I am doing a machine learning (value prediction) task. While I am preprocessing data, it takes a very long time. I have a csv file with around 640000 rows, and I am trying to subtract the dates of consecutive rows and calculate the time duration. The csv file looks as attached. For example, 2011-08-17 to 2011-08-19 takes 2 days, and I would like to write 2 to the "time duration" column. I've used the python datetime function to do this. And it costs a lot of time.
data = pd.read_csv(f'{proj_dir}/raw data/measures.csv', encoding="cp1252")
file = data[['ID', 'date', 'value1', 'value2', 'duration']]

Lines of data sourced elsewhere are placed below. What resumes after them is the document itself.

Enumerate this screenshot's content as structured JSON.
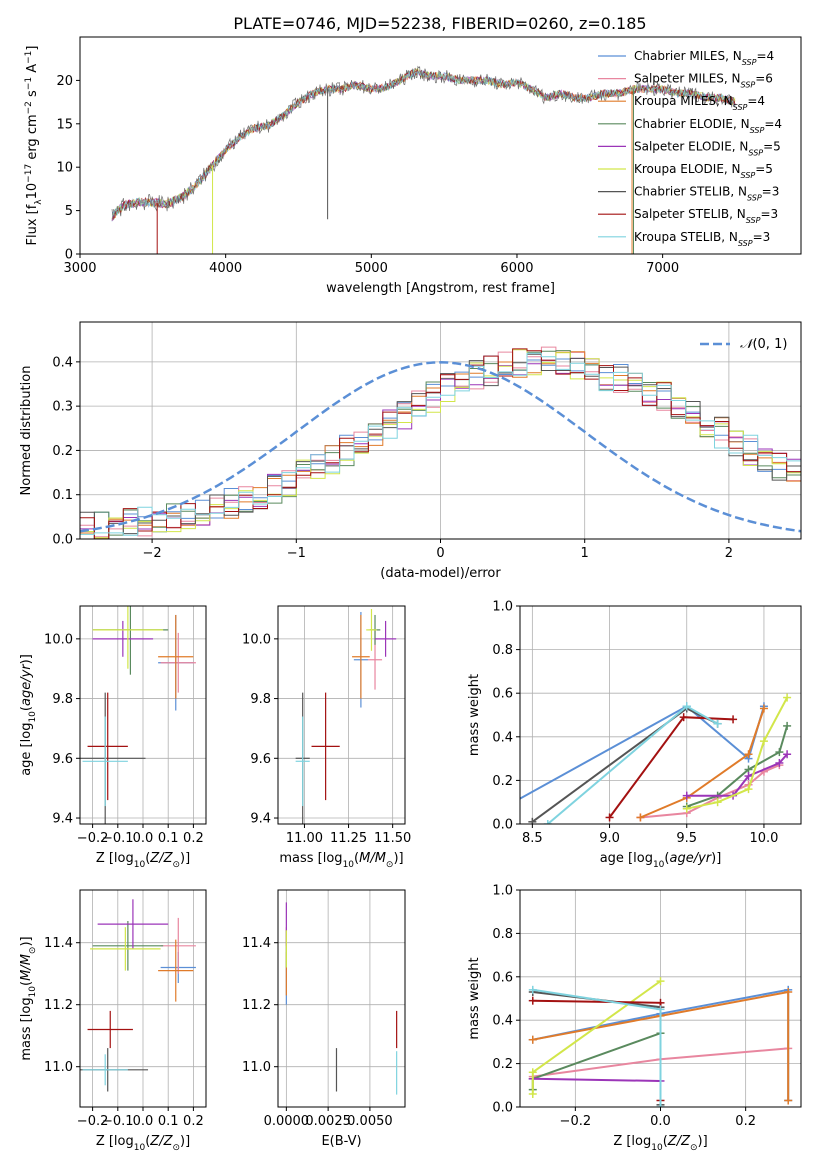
{
  "figure_title": "PLATE=0746, MJD=52238, FIBERID=0260, z=0.185",
  "colors": {
    "Chabrier MILES": "#5b8fd6",
    "Salpeter MILES": "#e8869f",
    "Kroupa MILES": "#e07b2a",
    "Chabrier ELODIE": "#5a8a5e",
    "Salpeter ELODIE": "#9b35b8",
    "Kroupa ELODIE": "#d2e64a",
    "Chabrier STELIB": "#555555",
    "Salpeter STELIB": "#a31111",
    "Kroupa STELIB": "#7fd3df",
    "gaussian": "#5b8fd6",
    "grid": "#b0b0b0"
  },
  "chart_data": [
    {
      "id": "spectrum",
      "type": "line",
      "xlabel": "wavelength [Angstrom, rest frame]",
      "ylabel": "Flux [f_λ 10^-17 erg cm^-2 s^-1 A^-1]",
      "xlim": [
        3000,
        7950
      ],
      "ylim": [
        0,
        25
      ],
      "xticks": [
        3000,
        4000,
        5000,
        6000,
        7000
      ],
      "yticks": [
        0,
        5,
        10,
        15,
        20
      ],
      "grid": false,
      "legend_position": "top-right",
      "legend": [
        {
          "series": "Chabrier MILES",
          "text": "Chabrier MILES, N_SSP=4"
        },
        {
          "series": "Salpeter MILES",
          "text": "Salpeter MILES, N_SSP=6"
        },
        {
          "series": "Kroupa MILES",
          "text": "Kroupa MILES, N_SSP=4"
        },
        {
          "series": "Chabrier ELODIE",
          "text": "Chabrier ELODIE, N_SSP=4"
        },
        {
          "series": "Salpeter ELODIE",
          "text": "Salpeter ELODIE, N_SSP=5"
        },
        {
          "series": "Kroupa ELODIE",
          "text": "Kroupa ELODIE, N_SSP=5"
        },
        {
          "series": "Chabrier STELIB",
          "text": "Chabrier STELIB, N_SSP=3"
        },
        {
          "series": "Salpeter STELIB",
          "text": "Salpeter STELIB, N_SSP=3"
        },
        {
          "series": "Kroupa STELIB",
          "text": "Kroupa STELIB, N_SSP=3"
        }
      ],
      "continuum": {
        "x": [
          3220,
          3300,
          3400,
          3500,
          3600,
          3700,
          3800,
          3900,
          4000,
          4100,
          4200,
          4300,
          4400,
          4500,
          4600,
          4700,
          4800,
          4900,
          5000,
          5100,
          5200,
          5300,
          5400,
          5500,
          5600,
          5700,
          5800,
          5900,
          6000,
          6100,
          6200,
          6300,
          6400,
          6500,
          6600,
          6700,
          6800,
          6900,
          7000,
          7100,
          7200,
          7300,
          7400,
          7500
        ],
        "y": [
          4.3,
          5.6,
          6.0,
          5.9,
          5.8,
          6.5,
          8.0,
          10.0,
          12.0,
          13.5,
          14.5,
          14.8,
          16.0,
          17.5,
          18.5,
          19.0,
          19.0,
          19.5,
          19.0,
          19.2,
          20.0,
          21.0,
          20.5,
          20.5,
          20.0,
          20.0,
          20.0,
          19.5,
          19.8,
          19.0,
          18.0,
          18.5,
          18.0,
          18.0,
          18.5,
          18.5,
          19.0,
          19.0,
          19.0,
          18.5,
          18.5,
          18.0,
          18.0,
          17.5
        ]
      },
      "spikes": [
        {
          "x": 3530,
          "y": 0.0,
          "series": "Salpeter STELIB"
        },
        {
          "x": 3910,
          "y": 0.0,
          "series": "Kroupa ELODIE"
        },
        {
          "x": 4700,
          "y": 4.0,
          "series": "Chabrier STELIB"
        },
        {
          "x": 6790,
          "y": 0.0,
          "series": "Kroupa MILES"
        },
        {
          "x": 6800,
          "y": 0.0,
          "series": "Chabrier ELODIE"
        }
      ]
    },
    {
      "id": "residuals",
      "type": "histogram",
      "xlabel": "(data-model)/error",
      "ylabel": "Normed distribution",
      "xlim": [
        -2.5,
        2.5
      ],
      "ylim": [
        0,
        0.49
      ],
      "xticks": [
        -2,
        -1,
        0,
        1,
        2
      ],
      "yticks": [
        0.0,
        0.1,
        0.2,
        0.3,
        0.4
      ],
      "grid": true,
      "bin_width": 0.1,
      "bins_start": -2.5,
      "base_distribution": [
        0.028,
        0.03,
        0.032,
        0.035,
        0.04,
        0.045,
        0.05,
        0.055,
        0.06,
        0.07,
        0.08,
        0.09,
        0.1,
        0.115,
        0.13,
        0.145,
        0.16,
        0.18,
        0.2,
        0.22,
        0.24,
        0.26,
        0.28,
        0.3,
        0.32,
        0.34,
        0.355,
        0.37,
        0.38,
        0.39,
        0.395,
        0.4,
        0.4,
        0.395,
        0.39,
        0.38,
        0.37,
        0.36,
        0.35,
        0.335,
        0.32,
        0.3,
        0.28,
        0.26,
        0.24,
        0.22,
        0.2,
        0.18,
        0.16,
        0.145,
        0.13,
        0.115,
        0.1,
        0.09,
        0.08,
        0.07,
        0.06,
        0.052,
        0.045,
        0.04,
        0.035,
        0.032,
        0.03,
        0.028,
        0.027,
        0.026,
        0.025,
        0.024,
        0.023,
        0.022
      ],
      "legend": [
        {
          "style": "dashed",
          "text": "N(0,1)"
        }
      ]
    },
    {
      "id": "age_vs_Z",
      "type": "errorbar",
      "xlabel": "Z [log10(Z/Z_sun)]",
      "ylabel": "age  [log10(age/yr)]",
      "xlim": [
        -0.25,
        0.25
      ],
      "ylim": [
        9.38,
        10.11
      ],
      "xticks": [
        -0.2,
        -0.1,
        0.0,
        0.1,
        0.2
      ],
      "yticks": [
        9.4,
        9.6,
        9.8,
        10.0
      ],
      "grid": true,
      "points": [
        {
          "series": "Chabrier MILES",
          "x": 0.13,
          "y": 9.92,
          "xerr": 0.07,
          "yerr": 0.16
        },
        {
          "series": "Salpeter MILES",
          "x": 0.14,
          "y": 9.92,
          "xerr": 0.07,
          "yerr": 0.1
        },
        {
          "series": "Kroupa MILES",
          "x": 0.13,
          "y": 9.94,
          "xerr": 0.07,
          "yerr": 0.14
        },
        {
          "series": "Chabrier ELODIE",
          "x": -0.05,
          "y": 10.03,
          "xerr": 0.15,
          "yerr": 0.15
        },
        {
          "series": "Salpeter ELODIE",
          "x": -0.08,
          "y": 10.0,
          "xerr": 0.12,
          "yerr": 0.06
        },
        {
          "series": "Kroupa ELODIE",
          "x": -0.06,
          "y": 10.03,
          "xerr": 0.14,
          "yerr": 0.13
        },
        {
          "series": "Chabrier STELIB",
          "x": -0.15,
          "y": 9.6,
          "xerr": 0.16,
          "yerr": 0.22
        },
        {
          "series": "Salpeter STELIB",
          "x": -0.14,
          "y": 9.64,
          "xerr": 0.08,
          "yerr": 0.18
        },
        {
          "series": "Kroupa STELIB",
          "x": -0.15,
          "y": 9.59,
          "xerr": 0.09,
          "yerr": 0.15
        }
      ]
    },
    {
      "id": "age_vs_mass",
      "type": "errorbar",
      "xlabel": "mass [log10(M/M_sun)]",
      "ylabel": "",
      "xlim": [
        10.85,
        11.57
      ],
      "ylim": [
        9.38,
        10.11
      ],
      "xticks": [
        11.0,
        11.25,
        11.5
      ],
      "yticks": [
        9.4,
        9.6,
        9.8,
        10.0
      ],
      "grid": true,
      "points": [
        {
          "series": "Chabrier MILES",
          "x": 11.32,
          "y": 9.93,
          "xerr": 0.04,
          "yerr": 0.16
        },
        {
          "series": "Salpeter MILES",
          "x": 11.4,
          "y": 9.93,
          "xerr": 0.04,
          "yerr": 0.1
        },
        {
          "series": "Kroupa MILES",
          "x": 11.32,
          "y": 9.94,
          "xerr": 0.05,
          "yerr": 0.14
        },
        {
          "series": "Chabrier ELODIE",
          "x": 11.4,
          "y": 10.03,
          "xerr": 0.03,
          "yerr": 0.05
        },
        {
          "series": "Salpeter ELODIE",
          "x": 11.46,
          "y": 10.0,
          "xerr": 0.06,
          "yerr": 0.06
        },
        {
          "series": "Kroupa ELODIE",
          "x": 11.38,
          "y": 10.03,
          "xerr": 0.03,
          "yerr": 0.07
        },
        {
          "series": "Chabrier STELIB",
          "x": 10.99,
          "y": 9.6,
          "xerr": 0.04,
          "yerr": 0.22
        },
        {
          "series": "Salpeter STELIB",
          "x": 11.12,
          "y": 9.64,
          "xerr": 0.08,
          "yerr": 0.18
        },
        {
          "series": "Kroupa STELIB",
          "x": 10.99,
          "y": 9.59,
          "xerr": 0.04,
          "yerr": 0.15
        }
      ]
    },
    {
      "id": "weight_vs_age",
      "type": "line",
      "xlabel": "age  [log10(age/yr)]",
      "ylabel": "mass weight",
      "xlim": [
        8.42,
        10.24
      ],
      "ylim": [
        0,
        1
      ],
      "xticks": [
        8.5,
        9.0,
        9.5,
        10.0
      ],
      "yticks": [
        0.0,
        0.2,
        0.4,
        0.6,
        0.8,
        1.0
      ],
      "grid": true,
      "series": [
        {
          "series": "Chabrier MILES",
          "x": [
            8.2,
            9.5,
            9.9,
            10.0
          ],
          "y": [
            0.03,
            0.54,
            0.3,
            0.54
          ]
        },
        {
          "series": "Salpeter MILES",
          "x": [
            9.2,
            9.5,
            9.7,
            9.9,
            10.0,
            10.1
          ],
          "y": [
            0.03,
            0.05,
            0.12,
            0.18,
            0.24,
            0.27
          ]
        },
        {
          "series": "Kroupa MILES",
          "x": [
            9.2,
            9.5,
            9.9,
            10.0
          ],
          "y": [
            0.03,
            0.12,
            0.32,
            0.53
          ]
        },
        {
          "series": "Chabrier ELODIE",
          "x": [
            9.5,
            9.7,
            9.9,
            10.1,
            10.15
          ],
          "y": [
            0.08,
            0.13,
            0.25,
            0.33,
            0.45
          ]
        },
        {
          "series": "Salpeter ELODIE",
          "x": [
            9.5,
            9.8,
            9.9,
            10.1,
            10.15
          ],
          "y": [
            0.13,
            0.13,
            0.22,
            0.28,
            0.32
          ]
        },
        {
          "series": "Kroupa ELODIE",
          "x": [
            9.5,
            9.7,
            9.9,
            10.0,
            10.15
          ],
          "y": [
            0.07,
            0.1,
            0.16,
            0.38,
            0.58
          ]
        },
        {
          "series": "Chabrier STELIB",
          "x": [
            8.5,
            9.5,
            9.7
          ],
          "y": [
            0.01,
            0.53,
            0.46
          ]
        },
        {
          "series": "Salpeter STELIB",
          "x": [
            9.0,
            9.48,
            9.8
          ],
          "y": [
            0.03,
            0.49,
            0.48
          ]
        },
        {
          "series": "Kroupa STELIB",
          "x": [
            8.6,
            9.5,
            9.7
          ],
          "y": [
            0.0,
            0.54,
            0.46
          ]
        }
      ]
    },
    {
      "id": "mass_vs_Z",
      "type": "errorbar",
      "xlabel": "Z [log10(Z/Z_sun)]",
      "ylabel": "mass [log10(M/M_sun)]",
      "xlim": [
        -0.25,
        0.25
      ],
      "ylim": [
        10.87,
        11.57
      ],
      "xticks": [
        -0.2,
        -0.1,
        0.0,
        0.1,
        0.2
      ],
      "yticks": [
        11.0,
        11.2,
        11.4
      ],
      "grid": true,
      "points": [
        {
          "series": "Chabrier MILES",
          "x": 0.14,
          "y": 11.32,
          "xerr": 0.07,
          "yerr": 0.05
        },
        {
          "series": "Salpeter MILES",
          "x": 0.14,
          "y": 11.39,
          "xerr": 0.07,
          "yerr": 0.09
        },
        {
          "series": "Kroupa MILES",
          "x": 0.13,
          "y": 11.31,
          "xerr": 0.07,
          "yerr": 0.1
        },
        {
          "series": "Chabrier ELODIE",
          "x": -0.06,
          "y": 11.39,
          "xerr": 0.14,
          "yerr": 0.08
        },
        {
          "series": "Salpeter ELODIE",
          "x": -0.04,
          "y": 11.46,
          "xerr": 0.14,
          "yerr": 0.08
        },
        {
          "series": "Kroupa ELODIE",
          "x": -0.07,
          "y": 11.38,
          "xerr": 0.14,
          "yerr": 0.07
        },
        {
          "series": "Chabrier STELIB",
          "x": -0.14,
          "y": 10.99,
          "xerr": 0.16,
          "yerr": 0.07
        },
        {
          "series": "Salpeter STELIB",
          "x": -0.13,
          "y": 11.12,
          "xerr": 0.09,
          "yerr": 0.06
        },
        {
          "series": "Kroupa STELIB",
          "x": -0.15,
          "y": 10.99,
          "xerr": 0.09,
          "yerr": 0.05
        }
      ]
    },
    {
      "id": "mass_vs_EBV",
      "type": "errorbar",
      "xlabel": "E(B-V)",
      "ylabel": "",
      "xlim": [
        -0.0005,
        0.0071
      ],
      "ylim": [
        10.87,
        11.57
      ],
      "xticks": [
        0.0,
        0.0025,
        0.005
      ],
      "yticks": [
        11.0,
        11.2,
        11.4
      ],
      "grid": true,
      "points": [
        {
          "series": "Chabrier MILES",
          "x": 0.0,
          "y": 11.27,
          "xerr": 0.0,
          "yerr": 0.07
        },
        {
          "series": "Salpeter MILES",
          "x": 0.0,
          "y": 11.39,
          "xerr": 0.0,
          "yerr": 0.06
        },
        {
          "series": "Kroupa MILES",
          "x": 0.0,
          "y": 11.3,
          "xerr": 0.0,
          "yerr": 0.07
        },
        {
          "series": "Chabrier ELODIE",
          "x": 0.0,
          "y": 11.38,
          "xerr": 0.0,
          "yerr": 0.06
        },
        {
          "series": "Salpeter ELODIE",
          "x": 0.0,
          "y": 11.46,
          "xerr": 0.0,
          "yerr": 0.07
        },
        {
          "series": "Kroupa ELODIE",
          "x": 0.0,
          "y": 11.38,
          "xerr": 0.0,
          "yerr": 0.06
        },
        {
          "series": "Chabrier STELIB",
          "x": 0.003,
          "y": 10.99,
          "xerr": 0.0,
          "yerr": 0.07
        },
        {
          "series": "Salpeter STELIB",
          "x": 0.0066,
          "y": 11.12,
          "xerr": 0.0,
          "yerr": 0.06
        },
        {
          "series": "Kroupa STELIB",
          "x": 0.0066,
          "y": 10.98,
          "xerr": 0.0,
          "yerr": 0.07
        }
      ]
    },
    {
      "id": "weight_vs_Z",
      "type": "line",
      "xlabel": "Z [log10(Z/Z_sun)]",
      "ylabel": "mass weight",
      "xlim": [
        -0.33,
        0.33
      ],
      "ylim": [
        0,
        1
      ],
      "xticks": [
        -0.2,
        0.0,
        0.2
      ],
      "yticks": [
        0.0,
        0.2,
        0.4,
        0.6,
        0.8,
        1.0
      ],
      "grid": true,
      "series": [
        {
          "series": "Chabrier MILES",
          "x": [
            -0.3,
            0.0,
            0.3,
            0.3
          ],
          "y": [
            0.31,
            0.43,
            0.54,
            0.03
          ]
        },
        {
          "series": "Salpeter MILES",
          "x": [
            -0.3,
            0.0,
            0.3
          ],
          "y": [
            0.14,
            0.22,
            0.27
          ]
        },
        {
          "series": "Kroupa MILES",
          "x": [
            -0.3,
            0.0,
            0.3,
            0.3
          ],
          "y": [
            0.31,
            0.42,
            0.53,
            0.03
          ]
        },
        {
          "series": "Chabrier ELODIE",
          "x": [
            -0.3,
            -0.3,
            0.0
          ],
          "y": [
            0.08,
            0.13,
            0.34
          ]
        },
        {
          "series": "Salpeter ELODIE",
          "x": [
            -0.3,
            0.0
          ],
          "y": [
            0.13,
            0.12
          ]
        },
        {
          "series": "Kroupa ELODIE",
          "x": [
            -0.3,
            -0.3,
            0.0
          ],
          "y": [
            0.06,
            0.16,
            0.58
          ]
        },
        {
          "series": "Chabrier STELIB",
          "x": [
            -0.3,
            0.0,
            0.0
          ],
          "y": [
            0.53,
            0.46,
            0.01
          ]
        },
        {
          "series": "Salpeter STELIB",
          "x": [
            -0.3,
            0.0,
            0.0
          ],
          "y": [
            0.49,
            0.48,
            0.03
          ]
        },
        {
          "series": "Kroupa STELIB",
          "x": [
            -0.3,
            0.0,
            0.0
          ],
          "y": [
            0.54,
            0.45,
            0.0
          ]
        }
      ]
    }
  ]
}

def time_subtraction(date, prev_date):
diff = datetime.strptime(date, '%Y-%m-%d') - datetime.strptime(prev_date, '%Y-%m-%d')
diff_days = diff.days
return diff_days
def calculate_time_duration(dataframe, set_0_indices):
for i in range(dataframe.shape[0]):
# For each patient, sets "Time Duration" at the first measurement to be 0
if i in set_time_0_indices.values:
dataframe.iloc[i, 4] = 0 # set time duration to 0 (beginning of this patient)
else: # time subtraction
dataframe.iloc[i, 4] = time_subtraction(date=dataframe.iloc[i, 1], prev_date=dataframe.iloc[i-1, 1])
return dataframe
# I am running on Google Colab. This line takes very long.
result = calculate_time_duration(dataframe = file, set_0_indices = set_time_0_indices)
I wonder if there are any ways to accelerate this process. Does using a GPU help? I have access to a remote GPU, but I don't know if using a GPU helps with data preprocessing. By the way, under what scenario can GPUs really make things faster? Thanks in advance!